I remember: I was sitting in the sun in Tiburon, California, a graduate student, excited that I was able to meet in the afternoon with the guest lecturer who spoke to our group earlier in the morning. As he began his presentation, I felt a pulse go through me. It was like a wave of recognition because I heard what he was saying and recognized the kind of talking he was doing. I couldn’t put my finger on what it was that made his talking familiar, but for some reason, it was as familiar to me as the sounds I heard growing up surrounding me before and after school when people talked or told stories while we went about doing various activities. These sounds were different than the sounds of talking and stories I heard in school or college, so I was startled to hear them coming through in the academic setting of our colloquium group earlier in the day…
As I sat on the patio listening, I wrote notes of what he was saying as he responded to questions I had. While listening, I felt again that swirling of sound around me. Some things around me appeared to fade away. I couldn’t see the nearby tables on the patio. The people sitting at the tables grew indistinct. I looked directly at the speaker, sitting with his back to the covered walkway, facing me across the table. I couldn’t make out details of his face hanging in the air in front of me. I saw only the outline of head and shoulders that looked like a paper doll cut-out-space lined from a white piece of paper pasted in front of a wide black band – that used to be the walkway – extending on either side of the cutout. The outlines of things got sharper, brighter. Other things appeared to reflect the sharp pieces of brightness shattering forms of things everywhere I was looking and noticing as sounds of saying kept swirling around and seemed to go through and over and under and in-between where I was seeing until what I was hearing and seeing was bouncing off each other in quick turn-taking, showing up as seamless ribbons of rhythm patterns. I tried to blink away the wavy rhythms but they connected, expanding and banding through space between in and out. I felt myself outside myself physically inside some kind of illuminated place.

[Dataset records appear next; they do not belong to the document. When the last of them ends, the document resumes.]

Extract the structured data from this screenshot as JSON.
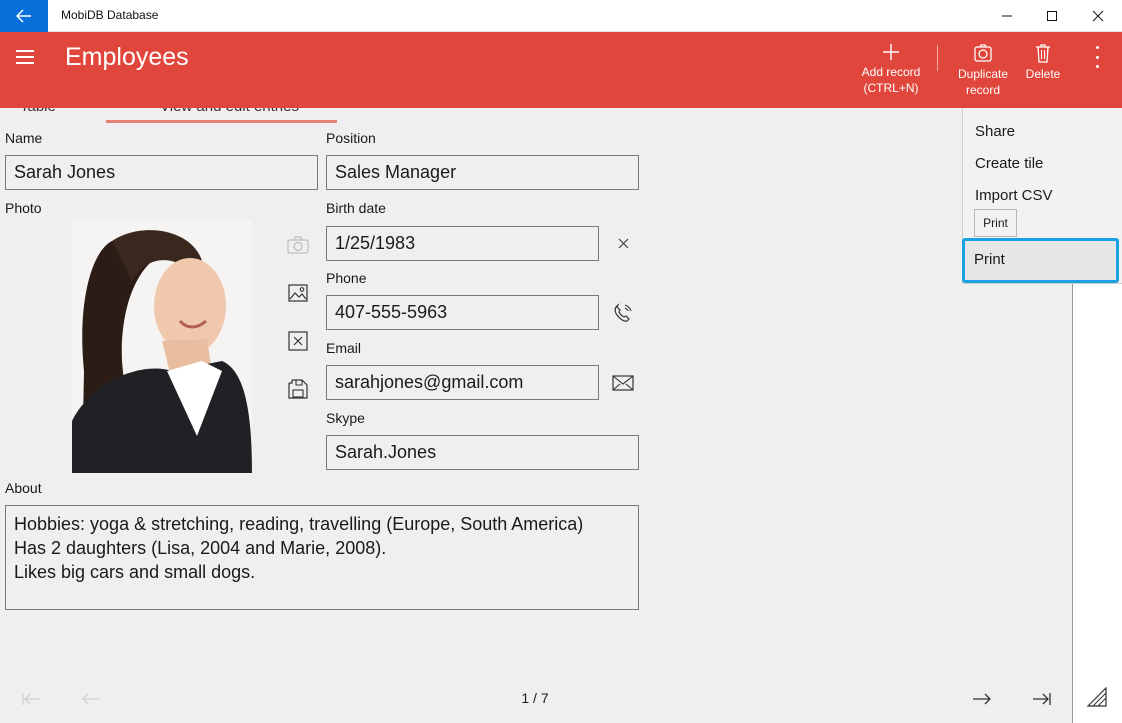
{
  "window": {
    "title": "MobiDB Database"
  },
  "header": {
    "title": "Employees",
    "add_label": "Add record",
    "add_shortcut": "(CTRL+N)",
    "duplicate_label_1": "Duplicate",
    "duplicate_label_2": "record",
    "delete_label": "Delete"
  },
  "tabs": {
    "table": "Table",
    "view": "View and edit entries"
  },
  "form": {
    "name_label": "Name",
    "name_value": "Sarah Jones",
    "position_label": "Position",
    "position_value": "Sales Manager",
    "photo_label": "Photo",
    "birth_label": "Birth date",
    "birth_value": "1/25/1983",
    "phone_label": "Phone",
    "phone_value": "407-555-5963",
    "email_label": "Email",
    "email_value": "sarahjones@gmail.com",
    "skype_label": "Skype",
    "skype_value": "Sarah.Jones",
    "about_label": "About",
    "about_lines": [
      "Hobbies: yoga & stretching, reading, travelling (Europe, South America)",
      "Has 2 daughters (Lisa, 2004 and Marie, 2008).",
      "Likes big cars and small dogs."
    ]
  },
  "menu": {
    "share": "Share",
    "create_tile": "Create tile",
    "import_csv": "Import CSV",
    "tooltip": "Print",
    "print": "Print"
  },
  "pager": {
    "text": "1 / 7"
  },
  "colors": {
    "accent_red": "#e0463b",
    "accent_blue": "#0a6fd8",
    "focus_ring": "#1ba1e2"
  }
}
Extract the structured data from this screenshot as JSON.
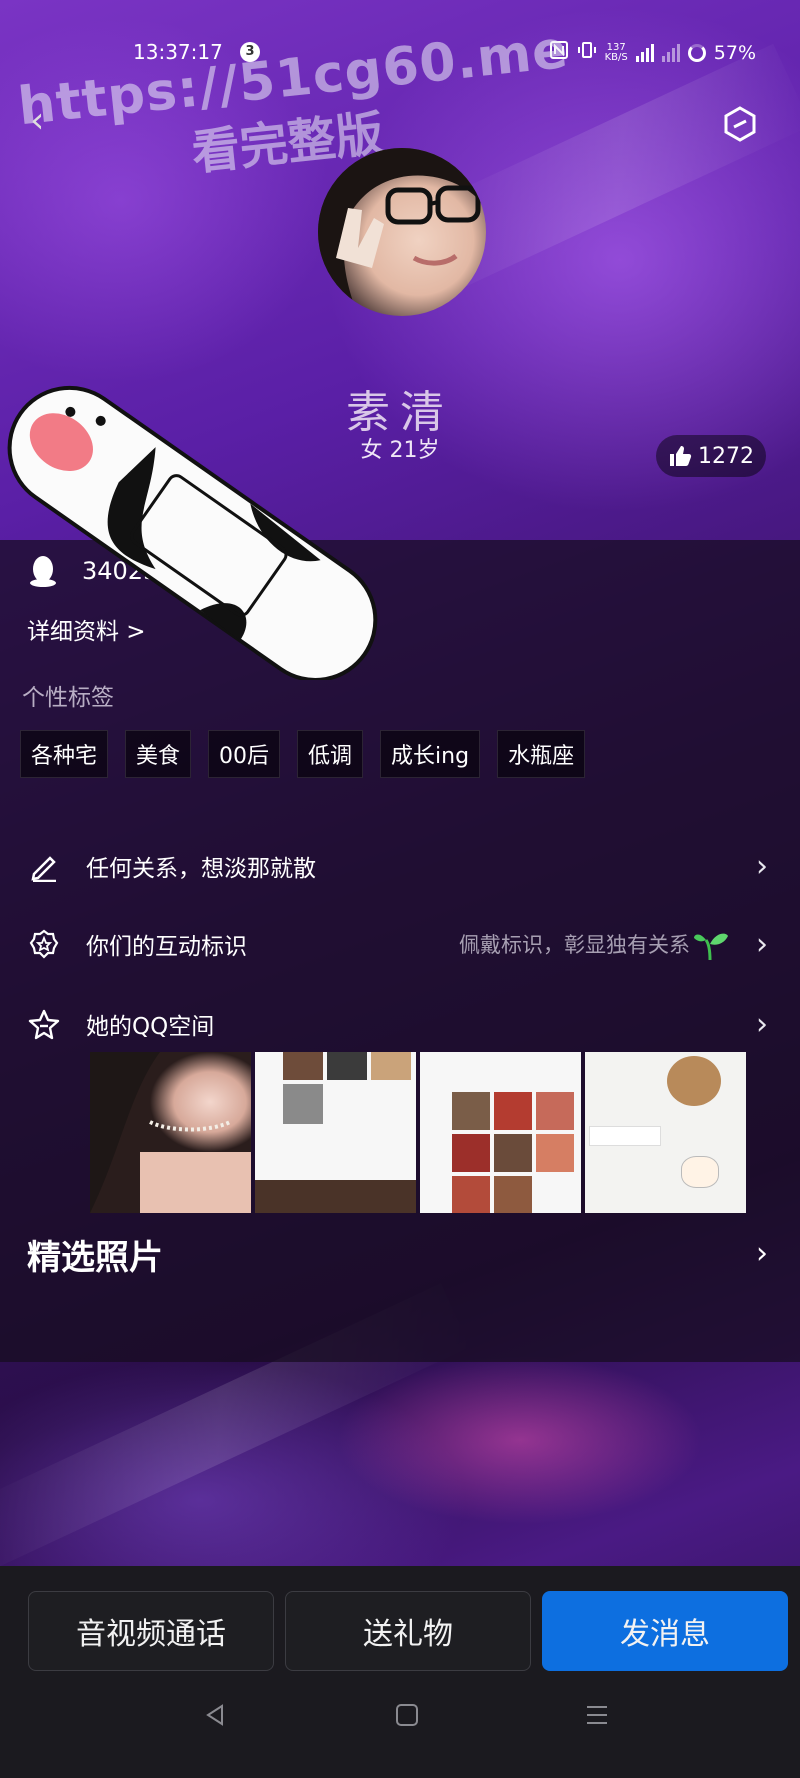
{
  "status_bar": {
    "time": "13:37:17",
    "notif_count": "3",
    "speed_value": "137",
    "speed_unit": "KB/S",
    "battery": "57%"
  },
  "watermark": {
    "line1": "https://51cg60.me",
    "line2": "看完整版"
  },
  "profile": {
    "nickname": "素清",
    "subtitle": "女 21岁",
    "likes": "1272",
    "qq_number": "34023"
  },
  "detail_link": "详细资料 >",
  "tags_section": {
    "label": "个性标签",
    "tags": [
      "各种宅",
      "美食",
      "00后",
      "低调",
      "成长ing",
      "水瓶座"
    ]
  },
  "rows": {
    "signature": "任何关系，想淡那就散",
    "interaction_label": "你们的互动标识",
    "interaction_hint": "佩戴标识，彰显独有关系",
    "qzone_label": "她的QQ空间"
  },
  "photos_title": "精选照片",
  "buttons": {
    "call": "音视频通话",
    "gift": "送礼物",
    "message": "发消息"
  },
  "icons": [
    "back-icon",
    "hexagon-icon",
    "like-icon",
    "qq-penguin-icon",
    "pencil-icon",
    "gear-badge-icon",
    "star-icon",
    "sprout-icon",
    "chevron-right-icon"
  ],
  "colors": {
    "primary": "#0d6fe0",
    "bottom_bar": "#1b1a1f"
  }
}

I left Tiburon for home in a different state than when I arrived. After all, I went to Tiburon to begin looking for a way to talk about my experience as an individual with multiple cultural frames of reference and to design curriculum based in that experience. But this was different. This was not an experience in which to continue by rote, academic instruction. I felt I had entered into a different space, like crossing over a threshold and it’s an experience I never experienced before. Things like this continue to happen since entering. The flashes lasted for months as if imprinted on my eyes. When the flashes softened into a kind of backdrop, things, seemed clearer, sharper, jumping out into the foreground or fading into the background and /or moving back and forth. During this period, whenever I tried reading the written words in a book, they seemed to squiggle on the white brightness on the page, as if they were moving in a swimming pool of light. I tried to talk about these experiences as they were occurring, but I couldn’t say what I was seeing because I did not know how to talk about them except to say that it was like the impression you get when a camera flash bulb goes off in your eyes, and the afterimage remains a long, long time.